I woke up this morning to my cable modem having all its lights flashing. Not good. Indeed, I was offline, so I called Comcast, my cable modem network provider. Well, first off, they must have the most annoying and convoluted phone system I’ve suffered through in a while. I am sure I went through at least 10 levels of menu options before I got into the wait queue for an operator. Blech. That’s SOOOOo customer unfriendly, but companies don’t seem to care any more.
BUT, back to topic. Yes, Comcast was aware that there was an outage in my area and were working on it. “Okay, I’d like a credit for the outage, please.” I asked. “You’ll need to call back after the outage ends.” they respond…
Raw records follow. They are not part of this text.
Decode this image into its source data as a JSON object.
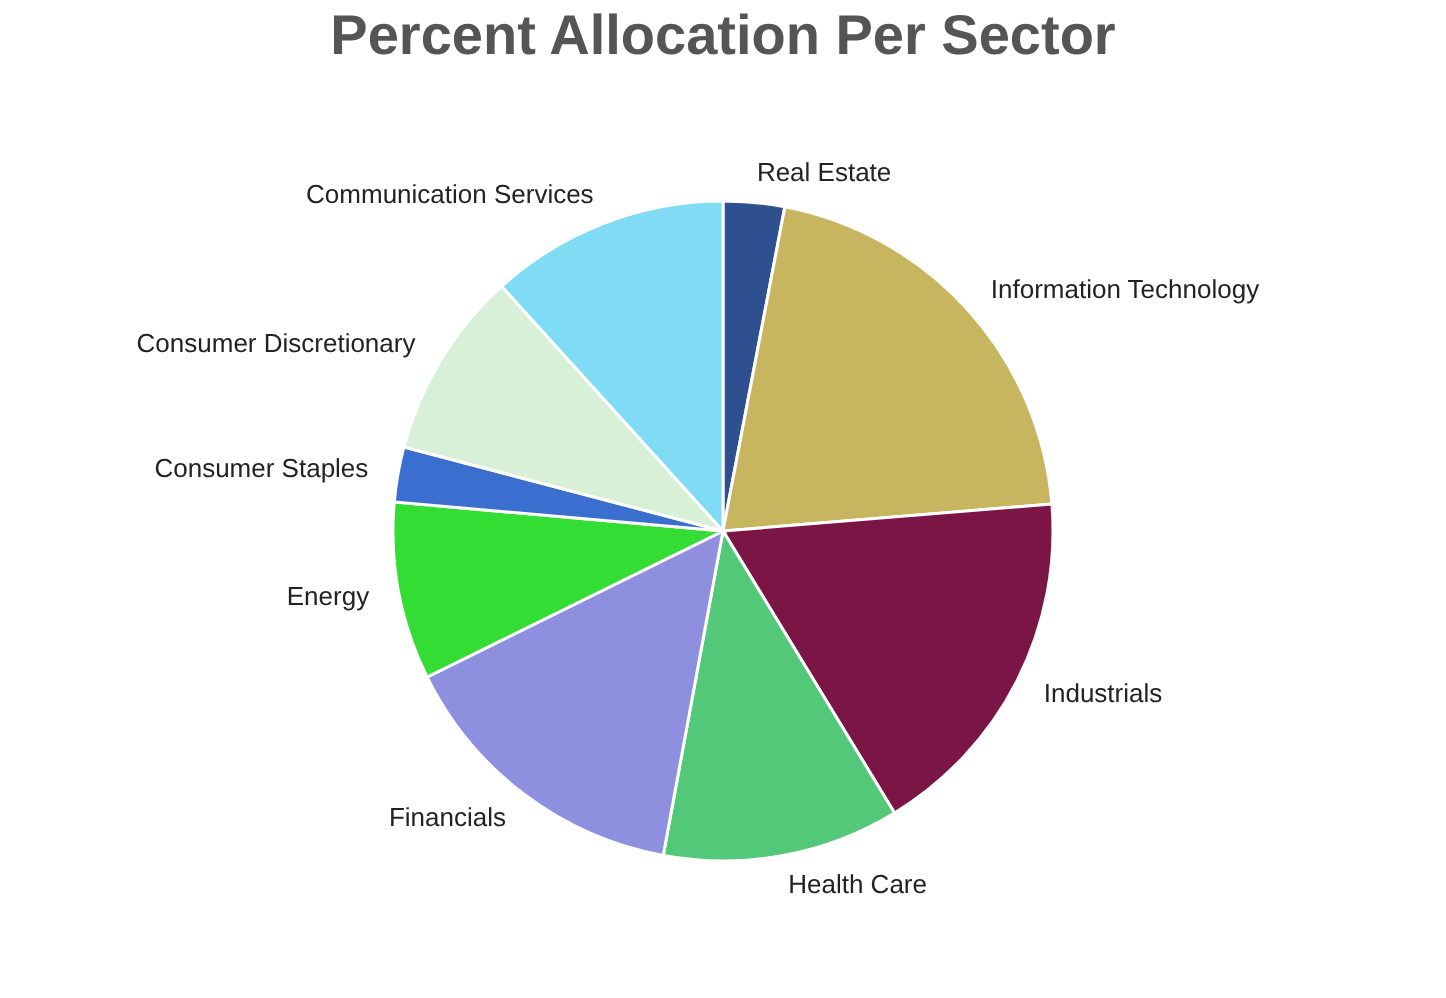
{
  "chart_data": {
    "type": "pie",
    "title": "Percent Allocation Per Sector",
    "categories": [
      "Real Estate",
      "Information Technology",
      "Industrials",
      "Health Care",
      "Financials",
      "Energy",
      "Consumer Staples",
      "Consumer Discretionary",
      "Communication Services"
    ],
    "values": [
      3.0,
      20.7,
      17.6,
      11.6,
      14.8,
      8.7,
      2.7,
      9.2,
      11.7
    ],
    "colors": [
      "#2e5090",
      "#c8b560",
      "#7a1545",
      "#52c878",
      "#8f8fe0",
      "#33dd33",
      "#3a6fd0",
      "#d8f0d8",
      "#80dcf5"
    ],
    "legend": false
  }
}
So I’ve thought about this all morning (finally, obviously, I’m back online) and I have to give the Comcast folk a Dubious Business Tactic Of the Day award for this one: a cool company that cared about its customers would automatically have added me to an ‘outage credit requested’ pool, and then when the system came back online, automatically credit me the value of that time on my bill. It’d be a breeze to add to their billing system, and you know that they have an exact figure of how long an outage is, right?
Now, a massively cool company would automatically credit everyone affected by an outage without having to call in, but that’s going to have more of an affect on the bottom line than the few dozen folk such as myself who have the energy to call and wade through their miserable phone system for a measly $0.80 credit on my next bill.
And I won’t talk about how, in a perfect world, cellphone companies would automatically move you each month to the plan that minimized your bill for services used. Because that perfect world is a long, long way from where we are now, and I understand why. (ironically, I realized just about a week ago that I’d been paying $5/month on my Verizon cell phone bill for web access, something I’ve never used nor requested. They’re reversing it back, thankfully, but it’s very annoying!)
Enough of a rant. What do you think about this sort of business tactic?